Es wird auch weiter munter gekürzt, Anderes erklingt nur verstümmelt oder fällt ganz den Strichen zum Opfer. Dass gekürzt werden muss, ist klar, weil in Bregenz 120 Minuten ohne Pause durchgespielt wird. Aber ein bisschen mehr Feingefühl mit Webers Musik hätte man sich gewünscht, zumal der Teufel auch immer mal wieder die Handlung antreibend dazwischenfunkt oder noch zusätzlich eine Banda auf der Bühne musikalisch Gruselstimmung verbreitet. Die Wiener Symphoniker jedenfalls geben unter Mazzola ihr Bestes, der das Zusammenspiel zwischen Orchester im Haus und Solisten und Chor auf der Bühne souverän sicherstellt.

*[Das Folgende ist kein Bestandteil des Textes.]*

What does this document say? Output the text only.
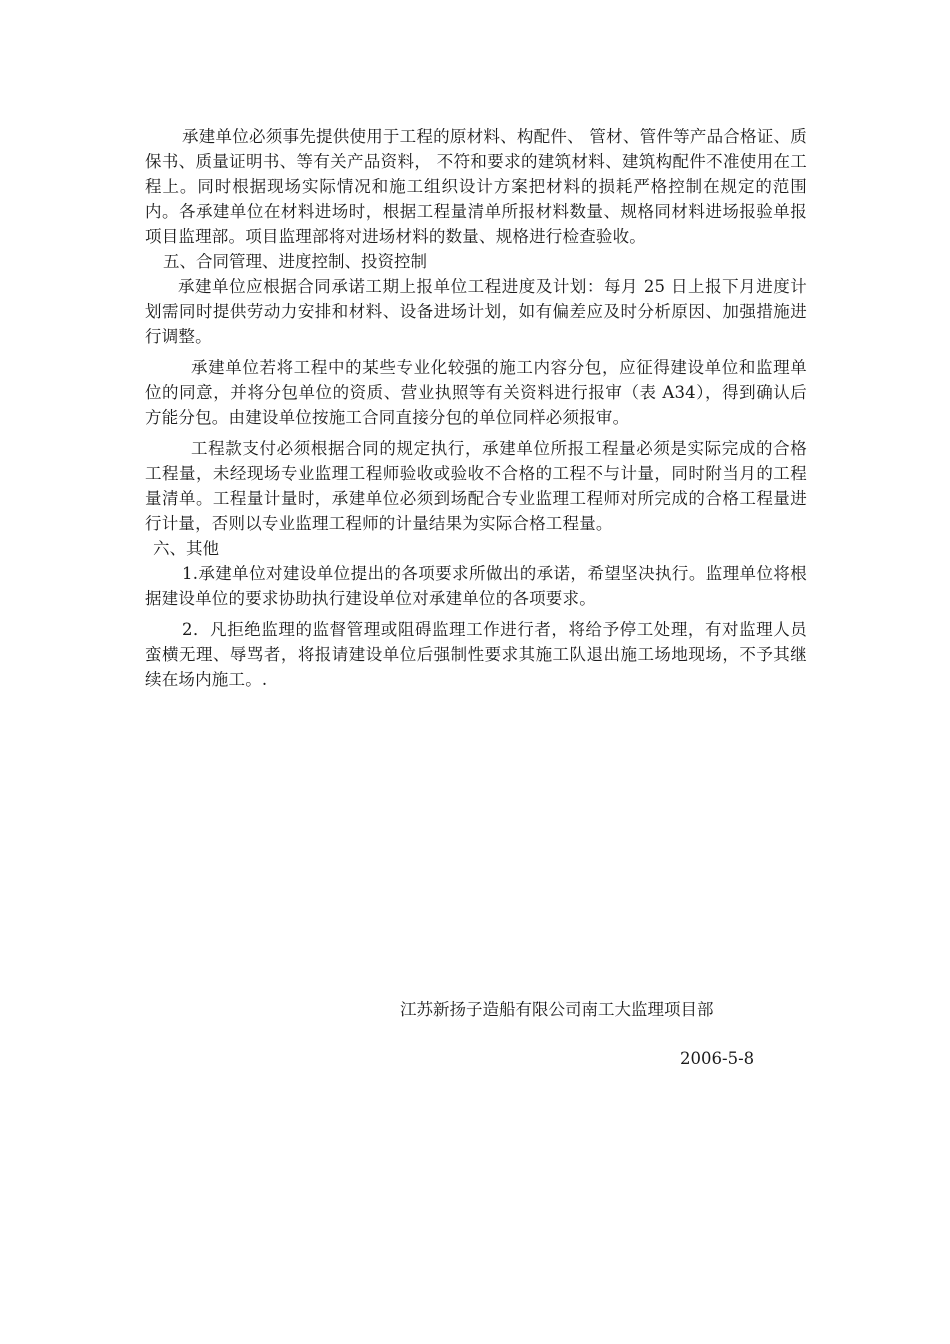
承建单位必须事先提供使用于工程的原材料、构配件、 管材、管件等产品合格证、质保书、质量证明书、等有关产品资料， 不符和要求的建筑材料、建筑构配件不准使用在工程上。同时根据现场实际情况和施工组织设计方案把材料的损耗严格控制在规定的范围内。各承建单位在材料进场时，根据工程量清单所报材料数量、规格同材料进场报验单报项目监理部。项目监理部将对进场材料的数量、规格进行检查验收。

五、合同管理、进度控制、投资控制

承建单位应根据合同承诺工期上报单位工程进度及计划：每月 25 日上报下月进度计划需同时提供劳动力安排和材料、设备进场计划，如有偏差应及时分析原因、加强措施进行调整。

承建单位若将工程中的某些专业化较强的施工内容分包，应征得建设单位和监理单位的同意，并将分包单位的资质、营业执照等有关资料进行报审（表 A34），得到确认后方能分包。由建设单位按施工合同直接分包的单位同样必须报审。

工程款支付必须根据合同的规定执行，承建单位所报工程量必须是实际完成的合格工程量，未经现场专业监理工程师验收或验收不合格的工程不与计量，同时附当月的工程量清单。工程量计量时，承建单位必须到场配合专业监理工程师对所完成的合格工程量进行计量，否则以专业监理工程师的计量结果为实际合格工程量。

六、其他

1.承建单位对建设单位提出的各项要求所做出的承诺，希望坚决执行。监理单位将根据建设单位的要求协助执行建设单位对承建单位的各项要求。

2．凡拒绝监理的监督管理或阻碍监理工作进行者，将给予停工处理，有对监理人员蛮横无理、辱骂者，将报请建设单位后强制性要求其施工队退出施工场地现场，不予其继续在场内施工。.

江苏新扬子造船有限公司南工大监理项目部
2006-5-8
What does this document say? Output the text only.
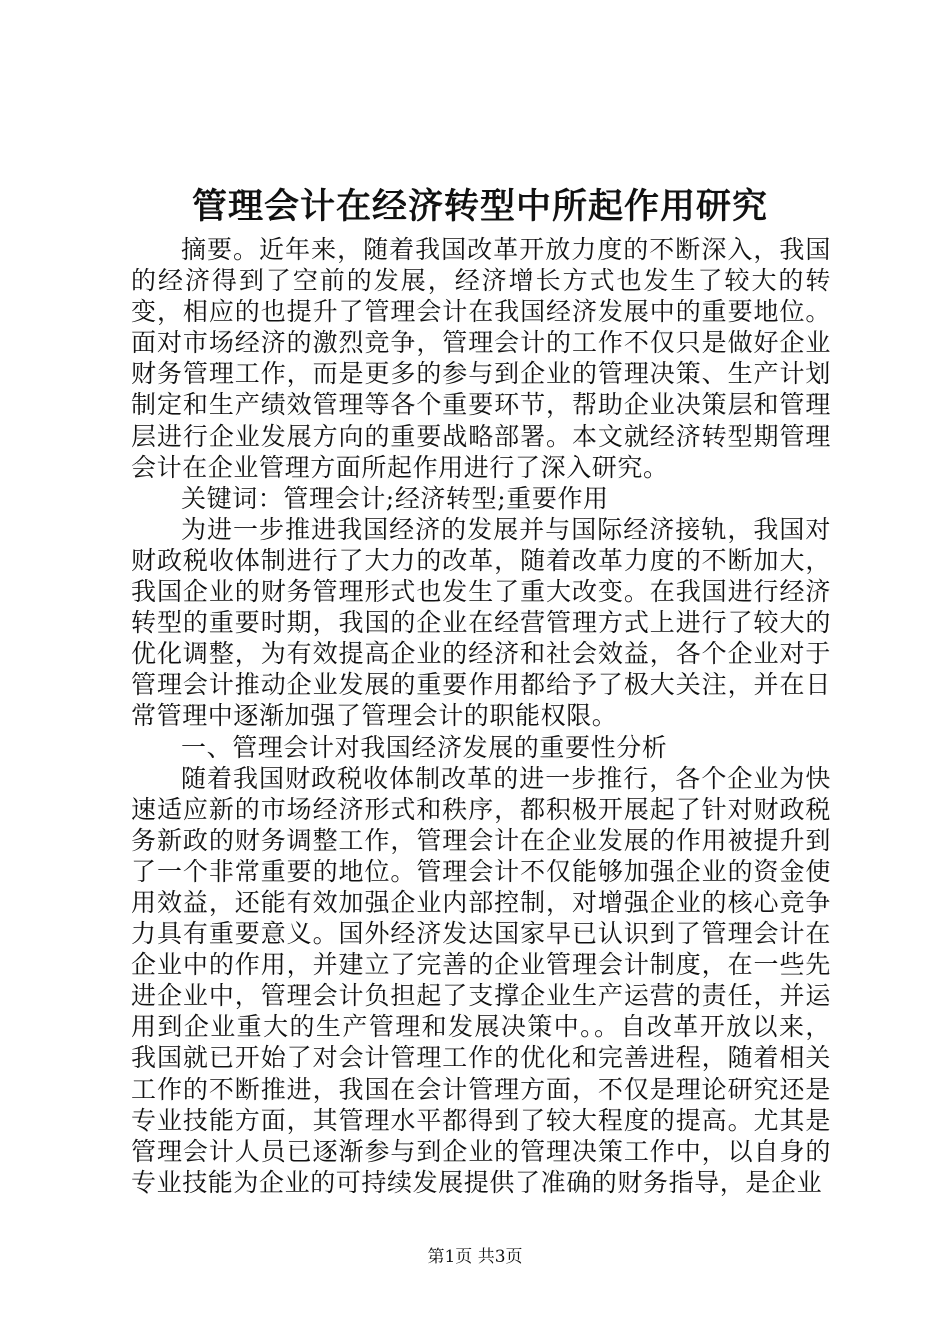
管理会计在经济转型中所起作用研究

摘要。近年来，随着我国改革开放力度的不断深入，我国的经济得到了空前的发展，经济增长方式也发生了较大的转变，相应的也提升了管理会计在我国经济发展中的重要地位。面对市场经济的激烈竞争，管理会计的工作不仅只是做好企业财务管理工作，而是更多的参与到企业的管理决策、生产计划制定和生产绩效管理等各个重要环节，帮助企业决策层和管理层进行企业发展方向的重要战略部署。本文就经济转型期管理会计在企业管理方面所起作用进行了深入研究。

关键词：管理会计;经济转型;重要作用

为进一步推进我国经济的发展并与国际经济接轨，我国对财政税收体制进行了大力的改革，随着改革力度的不断加大，我国企业的财务管理形式也发生了重大改变。在我国进行经济转型的重要时期，我国的企业在经营管理方式上进行了较大的优化调整，为有效提高企业的经济和社会效益，各个企业对于管理会计推动企业发展的重要作用都给予了极大关注，并在日常管理中逐渐加强了管理会计的职能权限。

一、管理会计对我国经济发展的重要性分析

随着我国财政税收体制改革的进一步推行，各个企业为快速适应新的市场经济形式和秩序，都积极开展起了针对财政税务新政的财务调整工作，管理会计在企业发展的作用被提升到了一个非常重要的地位。管理会计不仅能够加强企业的资金使用效益，还能有效加强企业内部控制，对增强企业的核心竞争力具有重要意义。国外经济发达国家早已认识到了管理会计在企业中的作用，并建立了完善的企业管理会计制度，在一些先进企业中，管理会计负担起了支撑企业生产运营的责任，并运用到企业重大的生产管理和发展决策中。。自改革开放以来，我国就已开始了对会计管理工作的优化和完善进程，随着相关工作的不断推进，我国在会计管理方面，不仅是理论研究还是专业技能方面，其管理水平都得到了较大程度的提高。尤其是管理会计人员已逐渐参与到企业的管理决策工作中，以自身的专业技能为企业的可持续发展提供了准确的财务指导，是企业

第1页 共3页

Max ist bei Stölzl kein Jägerbursche, sondern ein Amtsschreiber, der mit dem Probeschuss die Tochter Agathe des Erbförsters Kuno für sich gewinnen will. Ja eigentlich gewinnen muss, denn Agathe ist bereits schwanger von ihm. Dass ein Amtsschreiber kein guter Jäger sein kann, scheint für Stölzl glaubwürdiger zu sein als ein vom Pech verfolgter Jägerbursche, der einfach nicht mehr treffen will. Ein bisschen Diversity bringt dann Ännchen ein, die auch in Agathe verliebt ist und am liebsten mit ihr in die nahe Schweiz – wir sind am Bodensee! – flüchten will. Aus dem Fürsten Ottokar wird eine Persiflage auf Ludwig II von Bayern, der stilvoll im Schlitten vorfährt. Wasserballett, immer mal wieder Kämpfe im Wasser mit unfreiwilligen Bädern und tolle Licht- und Feuereffekte in der Wolfsschlucht-Szene sorgen dafür, dass es dem Zuschauer (einen solchen, nicht die Hörer hat man im Blick) keine Sekunde an Abwechslung mangelt.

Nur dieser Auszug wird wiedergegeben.